Sitting in his kitchen in Florida, my grandfather raised his eyes. This was unexpected, even coming from me. Trying to sound calm he asked, "In India?"

"Yes."

With his voice raised, his attempt to sound perfectly calm and off-handed totally unconvincing, he asked, "An Indian?"

I laughed, enjoying his obvious irritation. It was part of our relationship, irritating each other. We were too much alike.

"No Gramps," I smiled, finally answering him. "He's Israeli."

"Israeli? He's Jewish?" His voice took on a tone I didn't quite understand.

"Yes, he’s Jewish. His name is Moshe."

Total silence. Grandpa was pale. "That was my father's name," he finally whispered.
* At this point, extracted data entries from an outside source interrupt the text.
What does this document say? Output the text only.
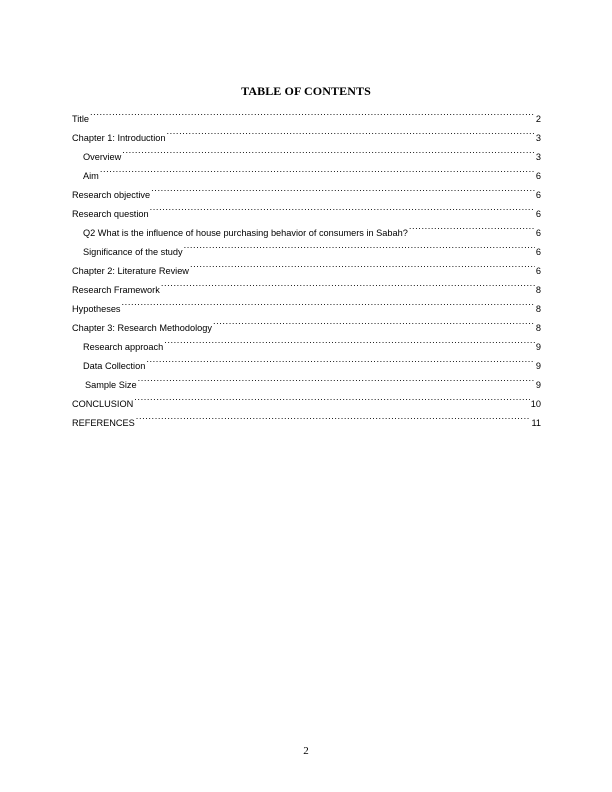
TABLE OF CONTENTS
Title .....	2
Chapter 1: Introduction .....	3
Overview .....	3
Aim .....	6
Research objective .....	6
Research question .....	6
Q2 What is the influence of house purchasing behavior of consumers in Sabah? .....	6
Significance of the study .....	6
Chapter 2: Literature Review .....	6
Research Framework .....	8
Hypotheses .....	8
Chapter 3: Research Methodology .....	8
Research approach .....	9
Data Collection .....	9
Sample Size .....	9
CONCLUSION .....	10
REFERENCES .....	11
2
I didn't want to miss this rare opportunity to uncover my grandfather’s mysterious past that he refused to talk about. Quickly and quietly I said, "Please Grandpa, tell me what happened."

Maybe because I was going to marry a man named Moshe, maybe because I was his beloved granddaughter, and maybe because he was already 78 years old and stifled under 55 years of silence, he told me the story his own son, my father, had never heard.
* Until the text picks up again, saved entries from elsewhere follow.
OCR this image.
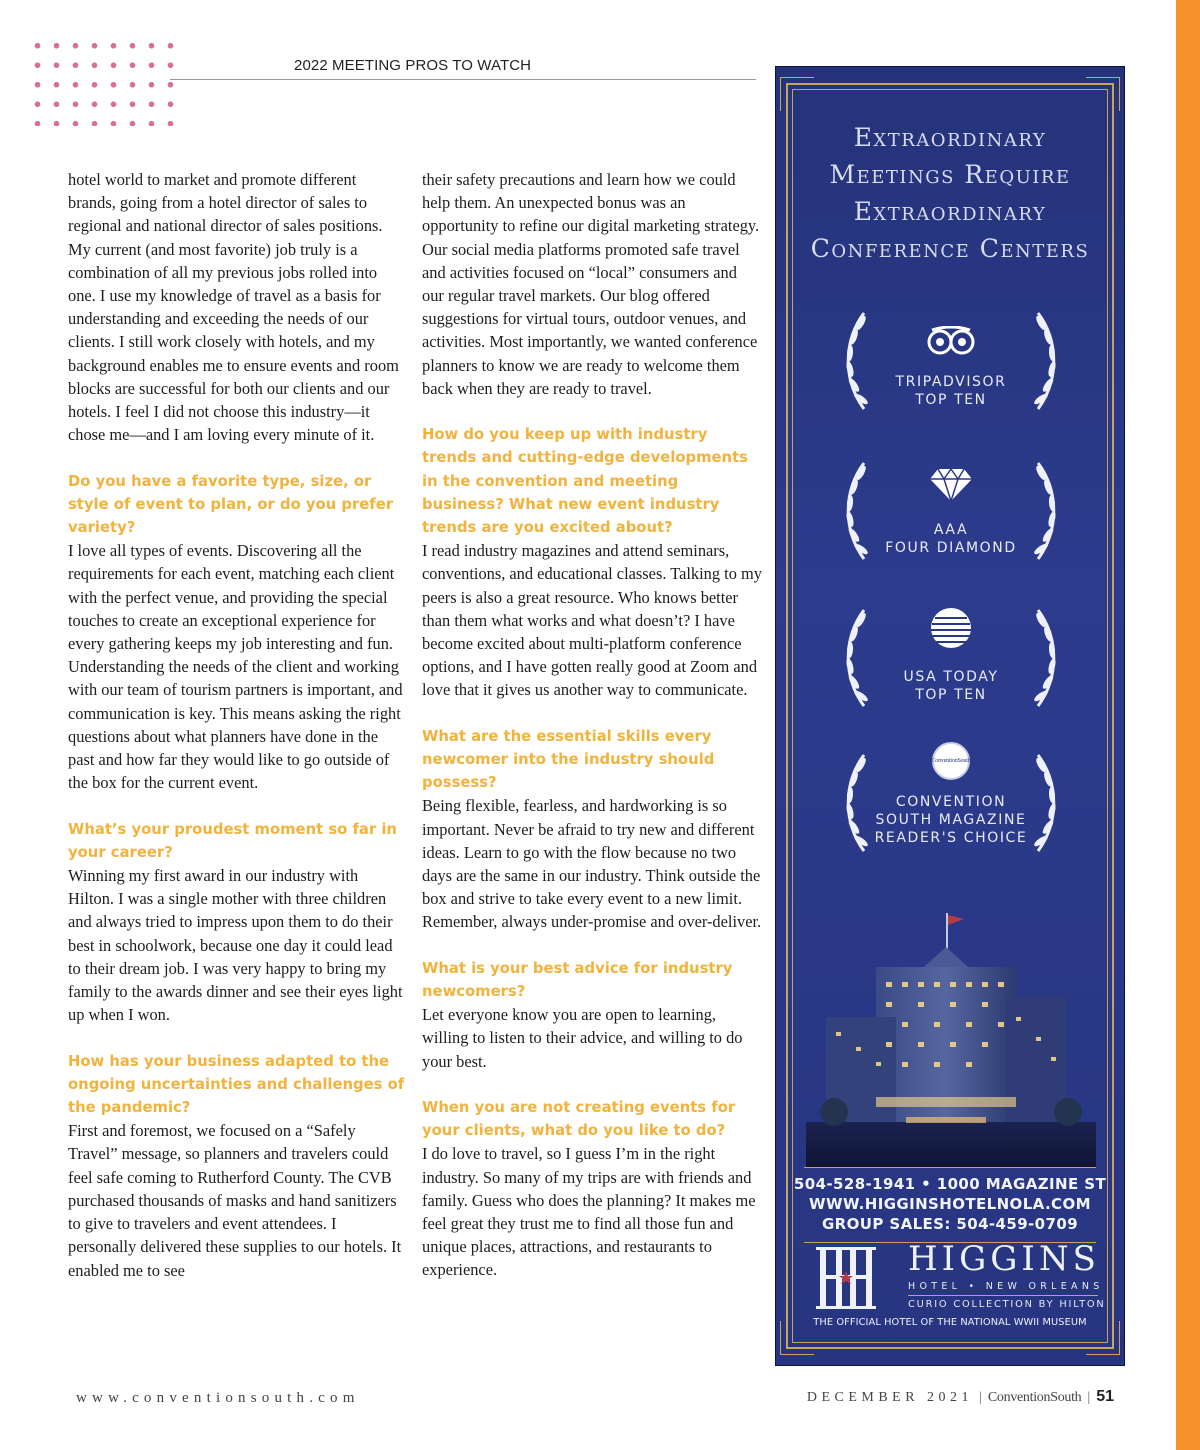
2022 MEETING PROS TO WATCH

hotel world to market and promote different brands, going from a hotel director of sales to regional and national director of sales positions. My current (and most favorite) job truly is a combination of all my previous jobs rolled into one. I use my knowledge of travel as a basis for understanding and exceeding the needs of our clients. I still work closely with hotels, and my background enables me to ensure events and room blocks are successful for both our clients and our hotels. I feel I did not choose this industry—it chose me—and I am loving every minute of it.

Do you have a favorite type, size, or style of event to plan, or do you prefer variety?

I love all types of events. Discovering all the requirements for each event, matching each client with the perfect venue, and providing the special touches to create an exceptional experience for every gathering keeps my job interesting and fun. Understanding the needs of the client and working with our team of tourism partners is important, and communication is key. This means asking the right questions about what planners have done in the past and how far they would like to go outside of the box for the current event.

What’s your proudest moment so far in your career?

Winning my first award in our industry with Hilton. I was a single mother with three children and always tried to impress upon them to do their best in schoolwork, because one day it could lead to their dream job. I was very happy to bring my family to the awards dinner and see their eyes light up when I won.

How has your business adapted to the ongoing uncertainties and challenges of the pandemic?

First and foremost, we focused on a “Safely Travel” message, so planners and travelers could feel safe coming to Rutherford County. The CVB purchased thousands of masks and hand sanitizers to give to travelers and event attendees. I personally delivered these supplies to our hotels. It enabled me to see

their safety precautions and learn how we could help them. An unexpected bonus was an opportunity to refine our digital marketing strategy. Our social media platforms promoted safe travel and activities focused on “local” consumers and our regular travel markets. Our blog offered suggestions for virtual tours, outdoor venues, and activities. Most importantly, we wanted conference planners to know we are ready to welcome them back when they are ready to travel.

How do you keep up with industry trends and cutting-edge developments in the convention and meeting business? What new event industry trends are you excited about?

I read industry magazines and attend seminars, conventions, and educational classes. Talking to my peers is also a great resource. Who knows better than them what works and what doesn’t? I have become excited about multi-platform conference options, and I have gotten really good at Zoom and love that it gives us another way to communicate.

What are the essential skills every newcomer into the industry should possess?

Being flexible, fearless, and hardworking is so important. Never be afraid to try new and different ideas. Learn to go with the flow because no two days are the same in our industry. Think outside the box and strive to take every event to a new limit. Remember, always under-promise and over-deliver.

What is your best advice for industry newcomers?

Let everyone know you are open to learning, willing to listen to their advice, and willing to do your best.

When you are not creating events for your clients, what do you like to do?

I do love to travel, so I guess I’m in the right industry. So many of my trips are with friends and family. Guess who does the planning? It makes me feel great they trust me to find all those fun and unique places, attractions, and restaurants to experience.

Extraordinary
Meetings Require
Extraordinary
Conference Centers
TRIPADVISOR
TOP TEN
AAA
FOUR DIAMOND
USA TODAY
TOP TEN
ConventionSouth
CONVENTION
SOUTH MAGAZINE
READER'S CHOICE
504-528-1941 • 1000 MAGAZINE ST
WWW.HIGGINSHOTELNOLA.COM
GROUP SALES: 504-459-0709
HIGGINS
HOTEL • NEW ORLEANS
CURIO COLLECTION BY HILTON
THE OFFICIAL HOTEL OF THE NATIONAL WWII MUSEUM
www.conventionsouth.com	DECEMBER 2021 | ConventionSouth | 51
It was a sad story with a bittersweet ending.

He told me of his childhood of poverty, religious stringencies and strictness. Brooklyn in the Great Depression wasn't an easy place to grow up, especially with parents who didn't speak English. His parents came from Chechnov, Poland, and he was the first son in the family and the first child born in America. Despite the poverty, he was a promising yeshiva bochur in Chaim Berlin Yeshiva. He told me about the total lack of warmth and joy he felt in his home and in his Torah observance. He enlisted in the army where most of his friends were not Jewish and he eventually left the way of his fathers and abandoned his connection to Judaism.

At one of his army buddy’s wedding, he met my grandmother and they fell in love and married. There is one lone picture of my father as a baby being held by my religious great-grandparents. It was the only time they met him. Nobody is smiling. The next time my grandfather saw his parents was at their funerals.
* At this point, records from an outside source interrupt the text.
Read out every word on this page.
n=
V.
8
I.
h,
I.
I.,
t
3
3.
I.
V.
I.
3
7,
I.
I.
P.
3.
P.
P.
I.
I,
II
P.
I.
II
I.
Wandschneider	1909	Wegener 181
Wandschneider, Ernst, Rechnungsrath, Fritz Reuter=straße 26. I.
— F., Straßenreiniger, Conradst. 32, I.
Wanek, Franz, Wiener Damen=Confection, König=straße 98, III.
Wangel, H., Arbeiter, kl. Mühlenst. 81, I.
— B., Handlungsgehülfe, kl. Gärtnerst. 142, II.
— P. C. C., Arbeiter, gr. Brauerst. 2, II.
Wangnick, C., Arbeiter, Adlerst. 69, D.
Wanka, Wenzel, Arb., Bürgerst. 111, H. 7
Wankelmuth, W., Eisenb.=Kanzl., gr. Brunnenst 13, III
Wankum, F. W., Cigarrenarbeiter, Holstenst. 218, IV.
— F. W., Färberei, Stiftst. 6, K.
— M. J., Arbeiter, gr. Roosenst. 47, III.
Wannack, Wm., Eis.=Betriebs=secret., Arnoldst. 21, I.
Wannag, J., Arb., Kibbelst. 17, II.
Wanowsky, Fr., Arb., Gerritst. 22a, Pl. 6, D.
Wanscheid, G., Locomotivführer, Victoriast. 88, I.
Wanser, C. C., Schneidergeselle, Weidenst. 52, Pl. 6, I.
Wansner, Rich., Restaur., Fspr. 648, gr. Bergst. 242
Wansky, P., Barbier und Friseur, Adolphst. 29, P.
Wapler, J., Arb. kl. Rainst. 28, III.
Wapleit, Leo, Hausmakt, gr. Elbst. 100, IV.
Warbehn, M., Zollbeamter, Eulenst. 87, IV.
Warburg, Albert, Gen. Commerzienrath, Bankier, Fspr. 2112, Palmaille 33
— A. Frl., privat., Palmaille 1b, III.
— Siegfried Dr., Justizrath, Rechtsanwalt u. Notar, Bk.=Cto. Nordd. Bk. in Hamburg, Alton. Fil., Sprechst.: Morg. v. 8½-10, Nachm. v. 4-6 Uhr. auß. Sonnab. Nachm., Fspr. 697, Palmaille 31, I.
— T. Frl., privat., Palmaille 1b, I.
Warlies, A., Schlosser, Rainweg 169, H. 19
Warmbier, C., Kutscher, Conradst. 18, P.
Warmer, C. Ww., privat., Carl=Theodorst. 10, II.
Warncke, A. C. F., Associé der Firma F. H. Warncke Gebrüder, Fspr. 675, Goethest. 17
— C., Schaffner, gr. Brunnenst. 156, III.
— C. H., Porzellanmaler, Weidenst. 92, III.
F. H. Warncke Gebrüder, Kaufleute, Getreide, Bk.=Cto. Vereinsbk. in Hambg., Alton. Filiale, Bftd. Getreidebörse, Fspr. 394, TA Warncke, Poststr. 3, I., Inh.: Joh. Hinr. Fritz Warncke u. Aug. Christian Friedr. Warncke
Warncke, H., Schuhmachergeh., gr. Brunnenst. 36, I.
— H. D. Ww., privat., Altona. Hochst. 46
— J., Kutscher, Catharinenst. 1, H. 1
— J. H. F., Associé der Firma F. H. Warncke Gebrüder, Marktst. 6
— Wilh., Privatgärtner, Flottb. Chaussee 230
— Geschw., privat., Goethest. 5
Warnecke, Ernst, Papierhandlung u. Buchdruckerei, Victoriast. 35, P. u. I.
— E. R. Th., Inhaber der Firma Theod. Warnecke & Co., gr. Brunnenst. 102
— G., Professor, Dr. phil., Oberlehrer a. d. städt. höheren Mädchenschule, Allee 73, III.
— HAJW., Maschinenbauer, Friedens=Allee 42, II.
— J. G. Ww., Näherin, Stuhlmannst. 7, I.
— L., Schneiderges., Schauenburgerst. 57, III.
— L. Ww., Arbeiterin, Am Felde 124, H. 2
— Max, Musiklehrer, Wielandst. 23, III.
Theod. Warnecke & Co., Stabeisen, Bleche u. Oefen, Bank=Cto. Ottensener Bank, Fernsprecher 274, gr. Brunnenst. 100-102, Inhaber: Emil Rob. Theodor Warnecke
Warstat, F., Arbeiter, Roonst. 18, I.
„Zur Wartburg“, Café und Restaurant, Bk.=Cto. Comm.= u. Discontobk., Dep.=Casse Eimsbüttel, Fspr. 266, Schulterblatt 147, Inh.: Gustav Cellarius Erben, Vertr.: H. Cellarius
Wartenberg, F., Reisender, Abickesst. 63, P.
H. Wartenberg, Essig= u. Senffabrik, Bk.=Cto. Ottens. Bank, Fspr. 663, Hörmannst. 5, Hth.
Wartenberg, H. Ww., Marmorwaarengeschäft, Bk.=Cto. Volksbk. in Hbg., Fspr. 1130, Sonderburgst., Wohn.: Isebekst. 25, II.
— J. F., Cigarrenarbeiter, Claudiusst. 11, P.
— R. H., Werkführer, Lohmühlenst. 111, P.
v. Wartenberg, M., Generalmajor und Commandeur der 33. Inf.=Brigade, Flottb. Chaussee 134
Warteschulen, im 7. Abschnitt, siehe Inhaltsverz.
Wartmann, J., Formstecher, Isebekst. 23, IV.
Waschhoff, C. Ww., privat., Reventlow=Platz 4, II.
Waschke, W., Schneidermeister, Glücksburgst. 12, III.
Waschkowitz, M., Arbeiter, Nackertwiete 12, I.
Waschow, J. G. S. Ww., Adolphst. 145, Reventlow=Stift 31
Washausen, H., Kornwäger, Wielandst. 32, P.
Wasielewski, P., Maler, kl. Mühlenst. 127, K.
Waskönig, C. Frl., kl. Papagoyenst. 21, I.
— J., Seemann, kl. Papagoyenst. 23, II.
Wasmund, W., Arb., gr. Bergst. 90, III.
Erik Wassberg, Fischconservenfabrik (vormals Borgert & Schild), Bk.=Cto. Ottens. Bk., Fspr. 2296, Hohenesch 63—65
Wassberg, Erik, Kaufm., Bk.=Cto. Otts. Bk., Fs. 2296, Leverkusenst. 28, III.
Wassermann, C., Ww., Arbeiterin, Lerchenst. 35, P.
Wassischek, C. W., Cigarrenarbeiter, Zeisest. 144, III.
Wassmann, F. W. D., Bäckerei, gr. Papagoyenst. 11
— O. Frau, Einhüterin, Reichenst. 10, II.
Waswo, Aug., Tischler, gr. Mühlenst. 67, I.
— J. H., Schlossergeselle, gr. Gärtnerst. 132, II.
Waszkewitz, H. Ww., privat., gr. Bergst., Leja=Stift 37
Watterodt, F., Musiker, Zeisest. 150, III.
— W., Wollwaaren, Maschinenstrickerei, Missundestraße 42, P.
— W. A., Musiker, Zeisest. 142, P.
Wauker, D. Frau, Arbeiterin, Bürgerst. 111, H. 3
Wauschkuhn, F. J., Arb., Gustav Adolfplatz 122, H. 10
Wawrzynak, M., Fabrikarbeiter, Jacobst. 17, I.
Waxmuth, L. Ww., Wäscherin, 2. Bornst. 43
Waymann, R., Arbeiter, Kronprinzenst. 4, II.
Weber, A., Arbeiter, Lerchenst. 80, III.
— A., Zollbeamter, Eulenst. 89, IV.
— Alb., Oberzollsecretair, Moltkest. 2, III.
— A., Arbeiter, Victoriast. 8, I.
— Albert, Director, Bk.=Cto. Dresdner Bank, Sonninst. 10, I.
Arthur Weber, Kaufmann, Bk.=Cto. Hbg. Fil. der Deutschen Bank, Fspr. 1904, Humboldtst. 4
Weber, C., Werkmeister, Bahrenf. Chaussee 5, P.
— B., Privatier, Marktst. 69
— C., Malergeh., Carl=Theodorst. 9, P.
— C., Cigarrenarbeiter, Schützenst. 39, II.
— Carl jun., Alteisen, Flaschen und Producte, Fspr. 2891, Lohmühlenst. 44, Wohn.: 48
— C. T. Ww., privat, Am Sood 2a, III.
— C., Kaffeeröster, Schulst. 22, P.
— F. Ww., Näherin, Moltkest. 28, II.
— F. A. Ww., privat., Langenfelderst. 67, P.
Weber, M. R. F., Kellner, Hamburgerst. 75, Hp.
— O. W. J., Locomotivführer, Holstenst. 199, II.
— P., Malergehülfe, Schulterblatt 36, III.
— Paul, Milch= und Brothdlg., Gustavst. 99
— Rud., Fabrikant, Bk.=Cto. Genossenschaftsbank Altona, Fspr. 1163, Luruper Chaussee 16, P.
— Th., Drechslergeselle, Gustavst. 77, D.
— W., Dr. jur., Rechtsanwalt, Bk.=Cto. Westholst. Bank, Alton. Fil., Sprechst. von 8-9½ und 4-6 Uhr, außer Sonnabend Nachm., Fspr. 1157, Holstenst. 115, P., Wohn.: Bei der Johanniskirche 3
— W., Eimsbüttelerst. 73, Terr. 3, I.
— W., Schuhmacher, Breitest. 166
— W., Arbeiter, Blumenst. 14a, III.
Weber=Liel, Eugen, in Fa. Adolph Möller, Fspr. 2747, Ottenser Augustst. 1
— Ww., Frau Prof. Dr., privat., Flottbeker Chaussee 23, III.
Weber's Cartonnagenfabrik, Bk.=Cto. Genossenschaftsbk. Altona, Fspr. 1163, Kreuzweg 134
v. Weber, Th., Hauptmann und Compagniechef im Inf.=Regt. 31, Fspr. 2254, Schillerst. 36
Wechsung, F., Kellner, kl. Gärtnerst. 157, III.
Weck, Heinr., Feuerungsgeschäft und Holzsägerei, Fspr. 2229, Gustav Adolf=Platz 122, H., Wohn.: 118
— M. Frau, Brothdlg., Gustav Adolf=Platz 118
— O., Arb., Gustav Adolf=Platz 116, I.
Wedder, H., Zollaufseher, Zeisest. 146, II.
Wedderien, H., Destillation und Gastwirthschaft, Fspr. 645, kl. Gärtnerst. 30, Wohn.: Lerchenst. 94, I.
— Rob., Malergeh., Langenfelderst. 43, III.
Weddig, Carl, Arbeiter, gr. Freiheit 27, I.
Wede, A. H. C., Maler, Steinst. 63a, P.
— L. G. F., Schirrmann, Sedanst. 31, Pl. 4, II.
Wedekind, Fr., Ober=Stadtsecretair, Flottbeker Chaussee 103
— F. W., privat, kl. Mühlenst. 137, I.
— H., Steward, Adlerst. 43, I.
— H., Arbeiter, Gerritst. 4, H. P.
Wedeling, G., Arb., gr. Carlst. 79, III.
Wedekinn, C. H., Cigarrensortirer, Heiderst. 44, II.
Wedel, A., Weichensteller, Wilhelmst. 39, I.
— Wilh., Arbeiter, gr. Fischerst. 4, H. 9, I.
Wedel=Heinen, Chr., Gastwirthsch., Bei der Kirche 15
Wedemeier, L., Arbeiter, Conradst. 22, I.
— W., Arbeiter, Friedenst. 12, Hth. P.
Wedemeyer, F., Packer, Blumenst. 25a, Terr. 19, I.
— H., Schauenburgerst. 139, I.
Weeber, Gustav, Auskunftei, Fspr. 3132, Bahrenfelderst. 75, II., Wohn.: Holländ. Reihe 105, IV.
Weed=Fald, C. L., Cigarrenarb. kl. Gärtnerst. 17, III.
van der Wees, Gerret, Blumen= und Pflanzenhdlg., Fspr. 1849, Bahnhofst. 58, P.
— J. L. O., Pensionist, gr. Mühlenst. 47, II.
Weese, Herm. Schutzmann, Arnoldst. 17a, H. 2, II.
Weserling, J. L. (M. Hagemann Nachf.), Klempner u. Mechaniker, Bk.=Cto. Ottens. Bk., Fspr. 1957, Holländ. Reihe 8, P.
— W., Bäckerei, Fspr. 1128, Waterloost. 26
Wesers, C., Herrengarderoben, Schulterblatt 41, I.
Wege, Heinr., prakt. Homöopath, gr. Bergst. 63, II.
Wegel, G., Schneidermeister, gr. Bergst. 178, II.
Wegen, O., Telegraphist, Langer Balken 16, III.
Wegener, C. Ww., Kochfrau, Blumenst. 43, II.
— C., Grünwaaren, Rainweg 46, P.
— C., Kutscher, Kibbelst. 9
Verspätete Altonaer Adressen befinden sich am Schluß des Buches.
It was a miracle that my father unknowingly married a Jewish woman (who didn't know that she was Jewish herself). But that's a whole other story.

I tried to keep everything light and normal, as if the black beret covering my hair was totally normal.

Three years later, Moshe and I came for a visit from Israel with our infant son for my mother's yahrzeit. I sat next to my grandfather in my brother's kitchen, eating kosher food from our kosher pots we had lugged with us. I tried to keep everything light and normal, as if the black beret covering my hair was totally normal. As if long sleeves and ankle length skirts in August were perfectly in fashion.

We sat in comfortable silence. Suddenly Grandpa turned to me, "Ya know kiddo, I'm really proud of you."

"You are?" I exclaimed, not believing, "Really? Why?" Every moment of this trip felt as though I was apologizing for my existence.

“All my life I saw people doing with no feeling in their heart. You feel it and you do it. I'm really proud of you."

"I look at you and Moshe, and I see you doing it with all your heart. You feel it and you do it. All my life I saw people doing, with no feeling in their heart. I'm really proud of you."

Tears welled up in my eyes. I hadn't expected that. My gruff grandpa was proud of me for being religious. I guess I could be proud of myself for a change, instead of trying to prove that I'm not such a weirdo or that Moshe isn't brainwashing me. That little conversation was a gift I hold in my heart, a tiny box I occasionally open. And when I look inside, I see light streaming out and feel that my path makes sense again.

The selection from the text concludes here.